Moreover—and this is important—a 1817 presidential veto message is not a ratification-era statement, and it was not made in Madison’s capacity as a ratifier or as a proponent of ratification. It was expressed as president fully 30 years later. That’s a big gap—both in roles and in time. As roles alter and time passes, incentives change and memories fade. Indeed, several Founders are known to have altered their constitutional views in the years after ratification. An extreme example is Alexander Hamilton, whose opinions even as early as 1791 sometimes are hard to reconcile with his public representations just two or three years before.  To be sure, Madison remained much more faithful to the Constitution’s meaning than Hamilton did, but even Madison was not infallible.

So what was the understanding in 1787-90? I have pieced this together over many years. In a nutshell, here it is:

* The Constitution gave Congress power to “To . . . support Armies” and to “provide and maintain a Navy.” Support, provision for, and maintenance of armies and navies authorized spending on military infrastructure. During the Founding Era, building installations such as forts, military roads and bridges, and naval dockyards was an understood component of maintaining the armed forces. In his veto message, Madison did not address military infrastructure.

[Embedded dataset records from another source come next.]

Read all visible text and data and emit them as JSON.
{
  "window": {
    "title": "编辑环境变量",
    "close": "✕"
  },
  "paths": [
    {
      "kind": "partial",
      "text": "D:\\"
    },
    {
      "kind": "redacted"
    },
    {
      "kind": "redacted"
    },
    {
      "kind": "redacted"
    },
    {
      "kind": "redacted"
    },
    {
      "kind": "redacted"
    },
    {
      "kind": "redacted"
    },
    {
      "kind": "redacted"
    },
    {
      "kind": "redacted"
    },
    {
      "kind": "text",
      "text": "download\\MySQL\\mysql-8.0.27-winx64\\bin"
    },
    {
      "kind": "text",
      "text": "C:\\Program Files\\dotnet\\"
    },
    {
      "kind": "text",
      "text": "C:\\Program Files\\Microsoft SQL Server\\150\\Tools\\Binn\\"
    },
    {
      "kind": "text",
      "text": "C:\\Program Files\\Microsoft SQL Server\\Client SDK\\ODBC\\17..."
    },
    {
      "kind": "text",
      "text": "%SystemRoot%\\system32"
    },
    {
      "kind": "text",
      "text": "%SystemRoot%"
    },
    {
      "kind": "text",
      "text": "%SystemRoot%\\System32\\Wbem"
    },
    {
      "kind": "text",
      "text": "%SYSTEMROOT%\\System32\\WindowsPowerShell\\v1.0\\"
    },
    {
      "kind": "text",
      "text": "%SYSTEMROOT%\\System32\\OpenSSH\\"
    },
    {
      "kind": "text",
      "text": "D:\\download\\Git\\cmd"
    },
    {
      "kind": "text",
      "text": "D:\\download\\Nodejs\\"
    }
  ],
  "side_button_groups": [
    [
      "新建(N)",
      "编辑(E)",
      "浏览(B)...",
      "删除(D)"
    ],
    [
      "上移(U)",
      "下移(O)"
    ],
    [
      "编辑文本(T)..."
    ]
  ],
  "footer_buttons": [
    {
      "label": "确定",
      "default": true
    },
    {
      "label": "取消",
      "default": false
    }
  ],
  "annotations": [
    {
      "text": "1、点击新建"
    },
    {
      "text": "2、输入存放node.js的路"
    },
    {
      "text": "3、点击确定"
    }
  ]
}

* The Constitution also granted Congress power “to establish . . . post Roads.” I researched this provision in depth for my article on the Postal Clause. A post road was an intercity highway punctuated with “posts” or “stages” with stables, inns for eating and sleeping, even newspaper offices. Today we call a post road an “interstate highway.” To establish a road meant to do everything necessary for the construction and maintenance of that road—laying out, grading, installing bridges, finishing, and so forth. (Jefferson was incorrect when he suggested in 1796 that to “establish” a post road meant only to designate it from existing roads.)  Madison did not address the Congress’s post road power in his 1817 veto message.

* The power to “regulate Commerce” included broad authority over navigation. This, in turn encompassed construction of ports, lighthouses, and other naval facilities—even hospitals for sailors.  So Madison was incorrect to write in his veto message that “‘The power to regulate commerce among the several States’ can not include a power . . . to improve the navigation of water courses.” In fact, his veto message’s narrow construction of the federal government’s power over navigation seems to contradict a statement Madison himself made in 1789, when the Constitution’s ratification was still ongoing. Moreover, in today’s world, navigation includes air travel, suggesting the federal government may construct and maintain airports.

* As for ground transportation: Congress’s power to “regulate Commerce . . . among the several States” encompassed authority to regulate interstate ground transportation, but not to construct or own roads or other ground transportation facilities. That’s why the framers listed the post road power separately from, and in addition to, the commerce power. They wanted Congress to be able to construct post roads, but not other kinds of roads.

* The records from the constitutional debates tell us explicitly that constructing local streets and other non-post roads was outside federal authority.

* Canals are in an ambiguous position: They are hybrids between navigation (for which the Constitution permits federal construction projects) and ground transportation (for which the Constitution usually does not permit federal construction). Fortunately, we have some direct Founding Era evidence on canals: During the Constitutional Convention a federal power to cut canals was proposed, but rejected.

The bill President Madison vetoed included spending for canals, and that fact alone justified his veto. But we should not deduce from this veto that ALL federal infrastructure spending is unconstitutional.

To summarize: Under the Founders’ Constitution, the federal government may build and own military infrastructure, interstate highways, and facilities for navigation and air travel. Spending on other roads and on canals is reserved exclusively for states and local governments pursuant to the Ninth and Tenth Amendments.